Em Trilhamentos, no texto “Uma época fundamentalmente descrente”, Dalila Arpin distingue descrença de incredulidade, e mesmo de ateísmo, para mostrar que a descrença — a falta de uma crença ordenadora — dos dias atuais leva ao surgimento de sujeitos que demandam certezas. Em “Glosa sobre uma bússola”, Antonio di Ciaccia questiona a relação entre o sujeito e o Outro a partir da distinção entre duas bússolas humanas do homem religioso: a crença e a fé. Os dois autores procuram esclarecer a posição do psicanalista nessa seara.
Os entrevistados deste número são Marie-Hélène Brousse e Frei Betto. Brousse, de forma clara, como é seu estilo, esclarece que, embora a psicanálise não seja uma antirreligião, o psicanalista pode ler a religião como uma escolha sintomática. Um vício legal. Em seguida, a Almanaque pôde escutar a leitura de Frei Betto sobre o momento atual da religião do Brasil, por exemplo, sobre as consequências do que ele próprio chamou do “confessionalização da política”. Não deixem de ler.
Ainda sobre o tema da religião, o texto “Crença e Nome-do-Pai” de Alessandra Thomaz Rocha, em Incursões, trata da relação entre crença e Nome-do-Pai buscando elucidar a proximidade e a intimidade entre eles. Evidencia de que maneira ambos tocam a questão do saber e da autoridade, bem como a questão da verdade e da ficção e como se diferenciam.
Na rubrica Encontros, contamos com os trabalhos apresentados nos Núcleos de Pesquisa do IPSM-MG — todos sobre o tema da XXIII Jornada da Seção Minas da EBP, “O tempo na experiência analítica”. O texto de Guilherme Ribeiro, “O tempo e o inconsciente”, aborda as relações entre o tempo das sessões analíticas e o inconsciente. Fernando Casula parte do conceito lacaniano de “inconsciente a céu aberto” para elucidar a incidência do tempo, nesse inconsciente, que está descoberto da metáfora paterna, enquanto Cláudia Maria Generoso privilegia, em seu texto “A temporalidade do inconsciente na clínica das toxicomanias”, o questionamento da relação entre a passagem ao ato, o acting-out e a iteração do Um sozinho.

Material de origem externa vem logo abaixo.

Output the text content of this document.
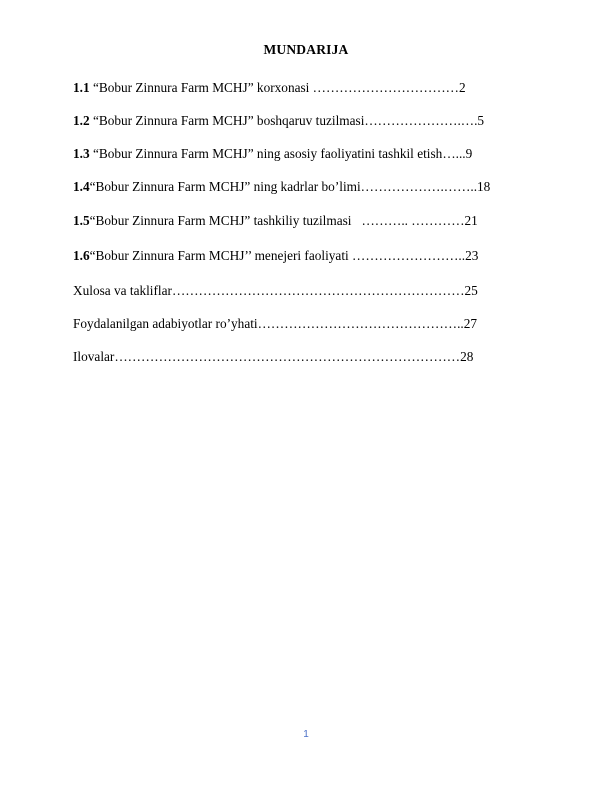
MUNDARIJA
1.1 “Bobur Zinnura Farm MCHJ” korxonasi ……………………………2
1.2 “Bobur Zinnura Farm MCHJ” boshqaruv tuzilmasi………………….….5
1.3 “Bobur Zinnura Farm MCHJ” ning asosiy faoliyatini tashkil etish…...9
1.4“Bobur Zinnura Farm MCHJ” ning kadrlar bo’limi……………….……..18
1.5“Bobur Zinnura Farm MCHJ” tashkiliy tuzilmasi   ……….. …………21
1.6“Bobur Zinnura Farm MCHJ’’ menejeri faoliyati ……………………..23
Xulosa va takliflar…………………………………………………………25
Foydalanilgan adabiyotlar ro’yhati………………………………………..27
Ilovalar……………………………………………………………………28
1
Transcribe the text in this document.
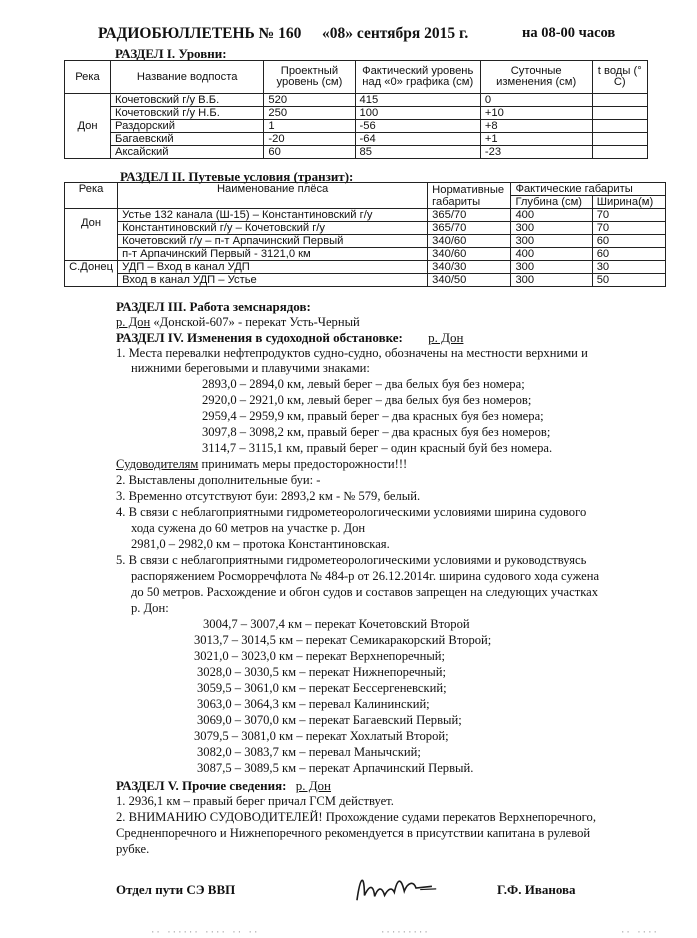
РАДИОБЮЛЛЕТЕНЬ № 160 «08» сентября 2015 г.	на 08-00 часов
РАЗДЕЛ I. Уровни:
Река	Название водпоста	Проектный уровень (см)	Фактический уровень над «0» графика (см)	Суточные изменения (см)	t воды (° С)
Дон	Кочетовский г/у В.Б.	520	415	0	
	Кочетовский г/у Н.Б.	250	100	+10	
	Раздорский	1	-56	+8	
	Багаевский	-20	-64	+1	
	Аксайский	60	85	-23	
РАЗДЕЛ II. Путевые условия (транзит):
Река	Наименование плёса	Нормативные габариты	Фактические габариты	
			Глубина (см)	Ширина(м)
Дон	Устье 132 канала (Ш-15) – Константиновский г/у	365/70	400	70
	Константиновский г/у – Кочетовский г/у	365/70	300	70
	Кочетовский г/у – п-т Арпачинский Первый	340/60	300	60
	п-т Арпачинский Первый - 3121,0 км	340/60	400	60
С.Донец	УДП – Вход в канал УДП	340/30	300	30
	Вход в канал УДП – Устье	340/50	300	50
РАЗДЕЛ III. Работа земснарядов:
р. Дон «Донской-607» - перекат Усть-Черный
РАЗДЕЛ IV. Изменения в судоходной обстановке: р. Дон
1. Места перевалки нефтепродуктов судно-судно, обозначены на местности верхними и
нижними береговыми и плавучими знаками:
2893,0 – 2894,0 км, левый берег – два белых буя без номера;
2920,0 – 2921,0 км, левый берег – два белых буя без номеров;
2959,4 – 2959,9 км, правый берег – два красных буя без номера;
3097,8 – 3098,2 км, правый берег – два красных буя без номеров;
3114,7 – 3115,1 км, правый берег – один красный буй без номера.
Судоводителям принимать меры предосторожности!!!
2. Выставлены дополнительные буи: -
3. Временно отсутствуют буи: 2893,2 км - № 579, белый.
4. В связи с неблагоприятными гидрометеорологическими условиями ширина судового
хода сужена до 60 метров на участке р. Дон
2981,0 – 2982,0 км – протока Константиновская.
5. В связи с неблагоприятными гидрометеорологическими условиями и руководствуясь
распоряжением Росморречфлота № 484-р от 26.12.2014г. ширина судового хода сужена
до 50 метров. Расхождение и обгон судов и составов запрещен на следующих участках
р. Дон:
3004,7 – 3007,4 км – перекат Кочетовский Второй
3013,7 – 3014,5 км – перекат Семикаракорский Второй;
3021,0 – 3023,0 км – перекат Верхнепоречный;
3028,0 – 3030,5 км – перекат Нижнепоречный;
3059,5 – 3061,0 км – перекат Бессергеневский;
3063,0 – 3064,3 км – перевал Калининский;
3069,0 – 3070,0 км – перекат Багаевский Первый;
3079,5 – 3081,0 км – перекат Хохлатый Второй;
3082,0 – 3083,7 км – перевал Манычский;
3087,5 – 3089,5 км – перекат Арпачинский Первый.
РАЗДЕЛ V. Прочие сведения: р. Дон
1. 2936,1 км – правый берег причал ГСМ действует.
2. ВНИМАНИЮ СУДОВОДИТЕЛЕЙ! Прохождение судами перекатов Верхнепоречного,
Средненпоречного и Нижнепоречного рекомендуется в присутствии капитана в рулевой
рубке.
Отдел пути СЭ ВВП	Г.Ф. Иванова
·· ······ ···· ·· ··	·········	·· ····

As contribuições de Fernanda do Valle, em “A solidão e o isolamento nas psicoses”, e de Kelen Cristina Silva, “Psicanálise nas instituições: relato de experiência PAI- PJ do Tribunal de Justiça de Minas Gerais” são encontradas na rubrica De uma nova Geração, com a qual fechamos este número do Almanaque.
Mais uma vez, a equipe de publicação do IPSM-MG buscou escolher textos e imagens que despertem o desejo de trabalho em cada leitor. Agradecemos aos autores que enviaram seus textos e, em especial, aos artistas que nos cederam suas lindas imagens para deixar este número ainda mais rico.
Boa leitura!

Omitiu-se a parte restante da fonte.